Lokalsport

Kühle Sommer - wildes Parken

Jugendaustausch Junge japanische Sportler betreiben in Kirchheim Völkerverständigung mit Händen und Füßen

Erinnerungsfoto vom Rathausturm: Die japanische Delegation nach dem Besuch beim Bürgermeister.Foto: Sebastian Großhans
Erinnerungsfoto vom Rathausturm: Die japanische Delegation nach dem Besuch beim Bürgermeister.Foto: Sebastian Großhans

Kirchheim. Was ist für japanische Jugendliche in Deutschland wohl am fremdartigsten? Das Essen vielleicht oder die Architektur? Die 16-jährige Megumi Takada überlegt. Sie ist Teilnehmerin des 44. Deutsch-japanischen Sportjugendaustausches und diese Woche als Gast in Kirchheim. „In Deutschland wird am Straßenrand geparkt, das geschieht in Japan nicht“, sagt sie. In ihrer Heimat ist das verboten. Nicht der einzige Unterschied, den neun Jugendliche und junge Erwachsene aus verschiedenen Sportarten bei ihrem einwöchigen Besuch bei Mitgliedern der Fechtabteilungen des VfL Kirchheim und des SV Esslingen ausmachten.

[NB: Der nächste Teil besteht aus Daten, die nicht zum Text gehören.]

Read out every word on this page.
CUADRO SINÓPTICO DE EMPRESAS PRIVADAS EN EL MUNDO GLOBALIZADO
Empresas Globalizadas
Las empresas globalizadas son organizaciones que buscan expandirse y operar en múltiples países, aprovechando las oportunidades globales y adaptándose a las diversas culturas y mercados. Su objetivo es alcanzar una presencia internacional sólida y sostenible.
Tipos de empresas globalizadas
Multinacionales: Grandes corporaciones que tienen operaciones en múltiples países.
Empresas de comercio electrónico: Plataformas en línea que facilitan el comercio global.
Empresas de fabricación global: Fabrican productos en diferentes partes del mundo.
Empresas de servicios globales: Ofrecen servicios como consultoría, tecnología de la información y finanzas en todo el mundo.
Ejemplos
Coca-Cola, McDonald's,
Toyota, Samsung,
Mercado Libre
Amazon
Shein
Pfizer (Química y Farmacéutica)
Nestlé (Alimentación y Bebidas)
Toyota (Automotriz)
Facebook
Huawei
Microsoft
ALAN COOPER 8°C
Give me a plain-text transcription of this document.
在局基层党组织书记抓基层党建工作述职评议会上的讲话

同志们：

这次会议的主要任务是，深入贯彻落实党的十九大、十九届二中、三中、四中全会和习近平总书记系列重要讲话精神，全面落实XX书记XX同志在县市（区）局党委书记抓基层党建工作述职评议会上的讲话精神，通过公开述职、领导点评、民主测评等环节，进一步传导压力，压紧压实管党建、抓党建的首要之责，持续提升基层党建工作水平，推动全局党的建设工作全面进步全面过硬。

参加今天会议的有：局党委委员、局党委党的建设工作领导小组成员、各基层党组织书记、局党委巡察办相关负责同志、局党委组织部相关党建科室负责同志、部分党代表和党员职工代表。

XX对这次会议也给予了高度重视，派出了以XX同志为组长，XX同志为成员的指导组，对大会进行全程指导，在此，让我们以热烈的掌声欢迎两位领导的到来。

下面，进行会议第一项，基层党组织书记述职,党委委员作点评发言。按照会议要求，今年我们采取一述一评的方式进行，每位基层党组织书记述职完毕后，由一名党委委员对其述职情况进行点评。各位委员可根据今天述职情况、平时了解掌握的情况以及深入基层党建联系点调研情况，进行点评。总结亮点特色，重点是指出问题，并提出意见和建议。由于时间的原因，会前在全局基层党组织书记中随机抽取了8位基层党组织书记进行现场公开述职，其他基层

Megumi Takada ist Bon-Tänzerin, ein traditioneller japanischer Tanz. Sie erzählt, dass es gar nicht so leicht ist, sich in der Gastfamilie zu verständigen. „Da ich nicht so viel Englisch kann, muss ich viel mit Händen und Füßen kommunizieren“, sagt die 16-Jährige auf Japanisch. Dolmetscherin Michiko Masuch-Furukawa steht daneben, übersetzt und erklärt. Im Alltag in den Gastfamilien müssen die Sportler jedoch allein zurechtkommen. VfL-Fechterin Lilly Großstück kennt dies aus eigener Erfahrung. Vor drei Jahren war sie selbst als Teilnehmerin beim Austausch dabei. „In einer meiner Gastfamilien konnte einer gut Englisch. Aber wenn er nicht dabei war, musste man improvisieren.“ Sie erinnert sich, wie herzlich und offen ihr die Japaner begegnet sind - ganz im Gegensatz zum Klischee der höflichen Zurückhaltung. Umgekehrt wurde auch im Schwabenland Wert auf offenen Umgang gelegt. Die beiden Vereine aus Kirchheim und Esslingen boten den Besuchern ein abwechslungsreiches Programm, in dem es nicht nur ums Fechten ging. Mal wurde ein Blick auf die Esslinger Wasserballer samt anschließender Diskussion über Fair Play im Sport geboten. In Kirchheim gab es am Samstag einen Empfang im Rathaus, eine Stadtführung und zuvor die Aussicht vom Rathausturm bei bestem Wetter. Im Freilichtmuseum in Beuren wurde gemeinsam Brot gebacken.

Jährlicher Austausch

Jedes Jahr sind 125 Teilnehmer aus Deutschland und Japan im jeweiligen Gastland. Rund 22 Tage dauert der Austausch unter der Schirmherrschaft des Deutschen Olympischen Sportbundes und der Japan Junior Sports Clubs Association. Die meiste Zeit stehen regionale Programme auf dem Plan, um die Kultur und den Alltag beider Seiten kennenzulernen. Für die Gruppe, die jetzt Esslingen und Kirchheim besuchte, geht es nächste Woche weiter: zu Gastfamilien und neuen Sehenswürdigkeiten im Rems-Murr-Kreis.

Für den 19-jährigen Mizuki Nakura sind Sehenswürdigkeiten nur ein Randaspekt der Reise: „Wir haben verschiedene Sportarten ausprobiert, das war spannend“, sagt der Kendo-Kämpfer. Seit zehn Jahren greift er in einer der beliebtesten japanischen Sportarten zum Holzschwert. In Deutschland hat er sich in Fußball, Wasserball und Basketball versucht. Vor allem der Kontakt zu Gleichaltrigen ist ihm dabei wichtig.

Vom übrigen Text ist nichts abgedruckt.